Aomei restait optimiste pour être désignée afin de distribuer World of Warcraft en Chine. L’entreprise avait mis en place un plan et des opérations pour tenter d’en obtenir les droits.

Malheureusement pour Aomei, la bataille et la concurrence étaient rudes, car un grand nombre de sociétés chinoises voulaient, elles aussi, distribuer World of Warcraft en Chine, dont The9. Il faut savoir qu’à l’époque, les connexions Internet (dont celles en haut-débit) étaient présentes dans de plus en plus de foyers, et les MMORPG devenaient de plus en plus populaires.

L’exploitante chinoise de Warcraft et StarCraft était tout de même bien déterminée à publier la séquelle de Warcraft III : The Frozen Throne.
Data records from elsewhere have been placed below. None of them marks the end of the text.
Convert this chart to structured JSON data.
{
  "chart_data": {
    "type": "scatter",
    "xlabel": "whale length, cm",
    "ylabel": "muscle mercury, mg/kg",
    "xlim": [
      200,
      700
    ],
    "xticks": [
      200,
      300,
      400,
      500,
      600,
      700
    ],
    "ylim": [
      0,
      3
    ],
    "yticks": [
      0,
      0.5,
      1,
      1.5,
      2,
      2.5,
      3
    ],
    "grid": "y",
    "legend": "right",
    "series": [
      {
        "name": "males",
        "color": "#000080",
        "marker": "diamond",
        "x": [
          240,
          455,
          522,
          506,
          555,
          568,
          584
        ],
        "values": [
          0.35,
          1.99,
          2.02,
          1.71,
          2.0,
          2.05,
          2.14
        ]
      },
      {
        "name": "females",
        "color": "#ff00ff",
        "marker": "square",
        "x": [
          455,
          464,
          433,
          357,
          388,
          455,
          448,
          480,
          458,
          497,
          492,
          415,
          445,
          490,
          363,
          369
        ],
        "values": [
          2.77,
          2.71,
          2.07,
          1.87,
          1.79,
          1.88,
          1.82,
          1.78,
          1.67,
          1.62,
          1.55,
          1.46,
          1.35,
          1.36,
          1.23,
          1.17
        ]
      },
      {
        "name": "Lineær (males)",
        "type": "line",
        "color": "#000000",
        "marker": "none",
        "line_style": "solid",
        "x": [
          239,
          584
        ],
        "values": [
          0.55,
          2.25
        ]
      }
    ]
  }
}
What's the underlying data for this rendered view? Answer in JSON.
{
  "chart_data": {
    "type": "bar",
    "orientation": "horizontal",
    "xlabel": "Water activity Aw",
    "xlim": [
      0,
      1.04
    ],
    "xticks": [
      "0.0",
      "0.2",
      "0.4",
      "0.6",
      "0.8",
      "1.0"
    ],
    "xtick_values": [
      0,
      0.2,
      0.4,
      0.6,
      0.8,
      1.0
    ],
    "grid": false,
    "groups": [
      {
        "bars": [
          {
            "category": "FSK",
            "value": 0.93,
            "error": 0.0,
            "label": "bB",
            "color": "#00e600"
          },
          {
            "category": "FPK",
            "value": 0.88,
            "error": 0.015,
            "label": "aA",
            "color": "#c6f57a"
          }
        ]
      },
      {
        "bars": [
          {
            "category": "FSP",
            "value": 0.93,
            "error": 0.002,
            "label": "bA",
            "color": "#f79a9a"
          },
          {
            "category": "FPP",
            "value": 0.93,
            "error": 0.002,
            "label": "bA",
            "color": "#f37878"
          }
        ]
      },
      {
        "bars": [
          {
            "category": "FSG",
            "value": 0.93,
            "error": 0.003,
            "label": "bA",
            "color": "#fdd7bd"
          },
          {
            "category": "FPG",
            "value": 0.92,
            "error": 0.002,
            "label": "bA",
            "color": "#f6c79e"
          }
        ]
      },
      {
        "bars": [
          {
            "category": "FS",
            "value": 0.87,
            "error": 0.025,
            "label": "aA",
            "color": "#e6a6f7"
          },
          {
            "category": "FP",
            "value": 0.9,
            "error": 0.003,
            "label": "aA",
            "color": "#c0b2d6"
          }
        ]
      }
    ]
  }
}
Pour ce faire, elle se lança rapidement dans le marché des MMORPG, que ce soit pour essayer d’avoir les droits de WoW afin d’accroître sa compétitivité ou pour poser les bases d’un avenir dans l’industrie rentable des jeux en ligne.
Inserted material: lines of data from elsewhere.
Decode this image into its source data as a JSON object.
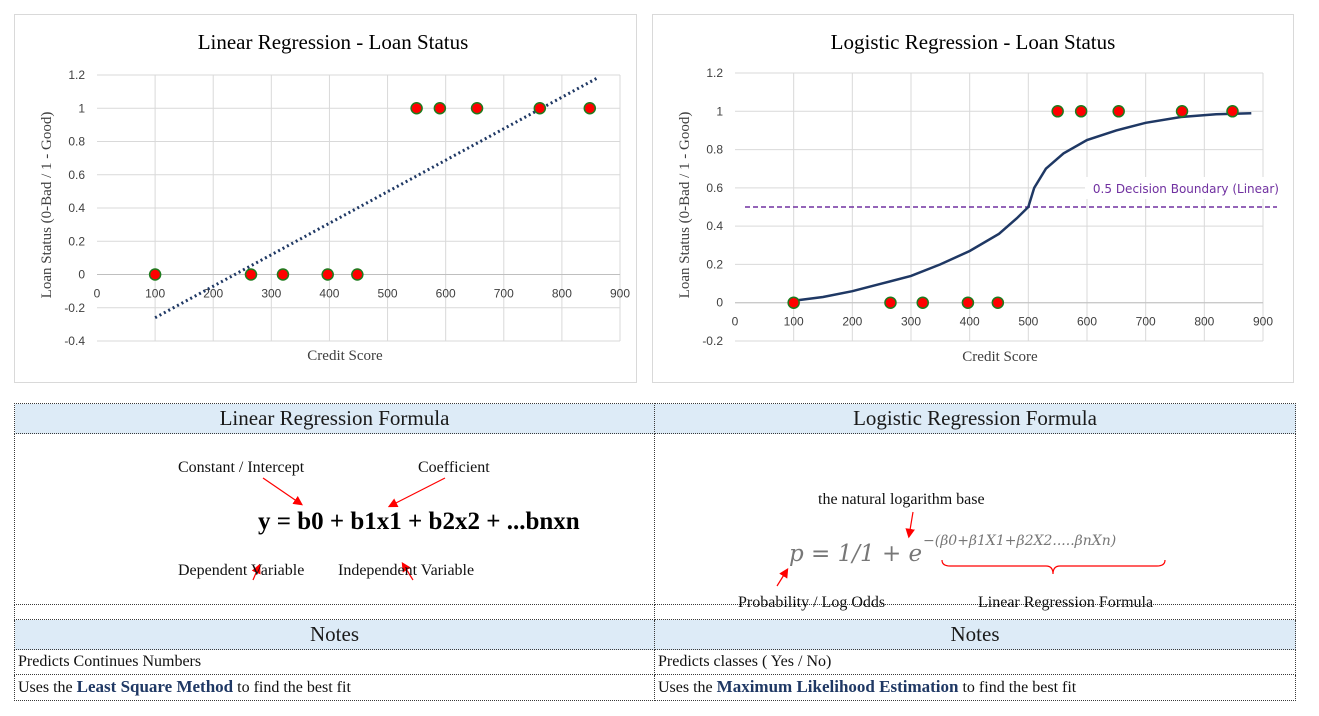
{
  "chart_data": [
    {
      "type": "scatter",
      "title": "Linear Regression - Loan Status",
      "xlabel": "Credit Score",
      "ylabel": "Loan Status (0-Bad / 1 - Good)",
      "xlim": [
        0,
        900
      ],
      "ylim": [
        -0.4,
        1.2
      ],
      "xticks": [
        0,
        100,
        200,
        300,
        400,
        500,
        600,
        700,
        800,
        900
      ],
      "yticks": [
        -0.4,
        -0.2,
        0,
        0.2,
        0.4,
        0.6,
        0.8,
        1,
        1.2
      ],
      "grid": true,
      "points": [
        {
          "x": 100,
          "y": 0
        },
        {
          "x": 265,
          "y": 0
        },
        {
          "x": 320,
          "y": 0
        },
        {
          "x": 397,
          "y": 0
        },
        {
          "x": 448,
          "y": 0
        },
        {
          "x": 550,
          "y": 1
        },
        {
          "x": 590,
          "y": 1
        },
        {
          "x": 654,
          "y": 1
        },
        {
          "x": 762,
          "y": 1
        },
        {
          "x": 848,
          "y": 1
        }
      ],
      "point_color": "#ff0000",
      "point_edge": "#1e7b1e",
      "trendline": {
        "style": "dotted",
        "color": "#1f3864",
        "from": {
          "x": 100,
          "y": -0.26
        },
        "to": {
          "x": 860,
          "y": 1.18
        }
      }
    },
    {
      "type": "scatter",
      "title": "Logistic Regression - Loan Status",
      "xlabel": "Credit Score",
      "ylabel": "Loan Status (0-Bad / 1 - Good)",
      "xlim": [
        0,
        900
      ],
      "ylim": [
        -0.2,
        1.2
      ],
      "xticks": [
        0,
        100,
        200,
        300,
        400,
        500,
        600,
        700,
        800,
        900
      ],
      "yticks": [
        -0.2,
        0,
        0.2,
        0.4,
        0.6,
        0.8,
        1,
        1.2
      ],
      "grid": true,
      "points": [
        {
          "x": 100,
          "y": 0
        },
        {
          "x": 265,
          "y": 0
        },
        {
          "x": 320,
          "y": 0
        },
        {
          "x": 397,
          "y": 0
        },
        {
          "x": 448,
          "y": 0
        },
        {
          "x": 550,
          "y": 1
        },
        {
          "x": 590,
          "y": 1
        },
        {
          "x": 654,
          "y": 1
        },
        {
          "x": 762,
          "y": 1
        },
        {
          "x": 848,
          "y": 1
        }
      ],
      "point_color": "#ff0000",
      "point_edge": "#1e7b1e",
      "curve": {
        "color": "#1f3864",
        "points": [
          [
            100,
            0.01
          ],
          [
            150,
            0.03
          ],
          [
            200,
            0.06
          ],
          [
            250,
            0.1
          ],
          [
            300,
            0.14
          ],
          [
            350,
            0.2
          ],
          [
            400,
            0.27
          ],
          [
            450,
            0.36
          ],
          [
            480,
            0.44
          ],
          [
            500,
            0.5
          ],
          [
            510,
            0.6
          ],
          [
            530,
            0.7
          ],
          [
            560,
            0.78
          ],
          [
            600,
            0.85
          ],
          [
            650,
            0.9
          ],
          [
            700,
            0.94
          ],
          [
            760,
            0.97
          ],
          [
            820,
            0.985
          ],
          [
            880,
            0.99
          ]
        ]
      },
      "boundary": {
        "y": 0.5,
        "label": "0.5 Decision Boundary (Linear)",
        "color": "#7030a0",
        "style": "dashed"
      }
    }
  ],
  "formula": {
    "linear": {
      "header": "Linear Regression Formula",
      "equation": "y = b0 + b1x1 + b2x2 + ...bnxn",
      "labels": {
        "intercept": "Constant / Intercept",
        "coefficient": "Coefficient",
        "dependent": "Dependent Variable",
        "independent": "Independent Variable"
      }
    },
    "logistic": {
      "header": "Logistic Regression Formula",
      "equation_main": "p = 1/1 + e",
      "equation_exp": "−(β0+β1X1+β2X2.....βnXn)",
      "labels": {
        "log_base": "the natural logarithm base",
        "probability": "Probability / Log Odds",
        "linear_formula": "Linear Regression Formula"
      }
    }
  },
  "notes": {
    "linear": {
      "header": "Notes",
      "line1": "Predicts Continues Numbers",
      "line2_pre": "Uses the ",
      "line2_bold": "Least Square Method",
      "line2_post": " to find the best fit"
    },
    "logistic": {
      "header": "Notes",
      "line1": "Predicts classes ( Yes / No)",
      "line2_pre": "Uses the ",
      "line2_bold": "Maximum Likelihood Estimation",
      "line2_post": " to find the best fit"
    }
  }
}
C’est ainsi que, constatant l’enthousiasme des joueurs chinois pour les jeux massivement multijoueur coréens et son modèle de coopération plus mature, Aomei décida d’exploiter des MMO issus de Corée du Sud en Chine. Après une investigation et des analyses, le choix de l’entreprise chinoise se porta sur Webzen, qui développe et édite le jeu MU Online, ce dernier étant très populaire en Corée à cette période. Alors qu’Aomei avait réussi à coopérer avec Webzen et prit un vol jusqu’en Corée du Sud pour signer le contrat d’exploitation, la société coréenne annonça au même moment sa coopération avec The9, et MU Online permis ainsi au futur premier distributeur chinois de WoW de poser son pied dans le marché des MMO.
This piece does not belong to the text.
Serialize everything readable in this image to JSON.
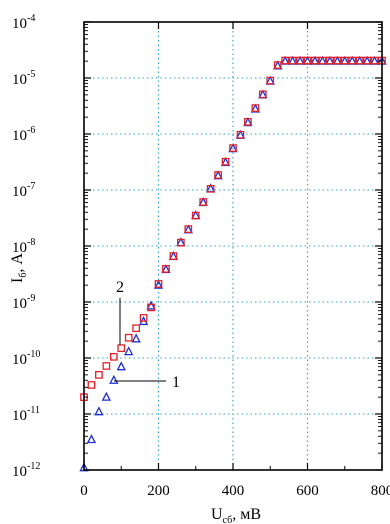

Aomei, qui n’avait pas eu le temps de se poser pour souffler, chercha immédiatement à publier le jeu en ligne coréen Peacock King et en obtint les droits le 30 juillet 2002 auprès du studio Uritec en échange de 700 000 dollars. La bêta fermée débuta le 23 septembre (sachant qu’au 29ème jour, plus de 4 000 joueurs avaient téléchargé le client de la bêta) tandis que la bêta ouverte démarra à partir du 25 octobre.

Le MMORPG Peacock King

Pour accompagner sa phase de bêta publique, le jeu avait bénéficié de multiples publicités et les médias chinois spécialisés dans les jeux vidéo présentaient régulièrement du contenu promotionnel de ce titre. De plus, afin de garantir une large base de joueurs lors de la phase de bêta ouverte, Aomei n’a pas lésiné sur les moyens en distribuant un million d’exemplaires de Peacock King via des magazines et d’autres canaux dans douze provinces et régions chinoises.

Cependant, il y a une chose qu’il ne faut pas oublier : à cette époque, le marché chinois était extrêmement dépendant des MMORPG coréens, et les distributeurs chinois étaient faibles dans la coopération et devaient se soumettre afin de maintenir n’importe quel partenariat et de conserver le droit d’exploiter les jeux, même après des frictions et des pertes. Même si la plupart des développeurs coréens de jeux en ligne avaient reçu suffisamment d’argent des opérateurs chinois pour couvrir l’intégralité des coûts de développement des jeux lorsqu’ils ont signé, ces premiers ont refusé de faire le moindre ajustement pour le marché chinois.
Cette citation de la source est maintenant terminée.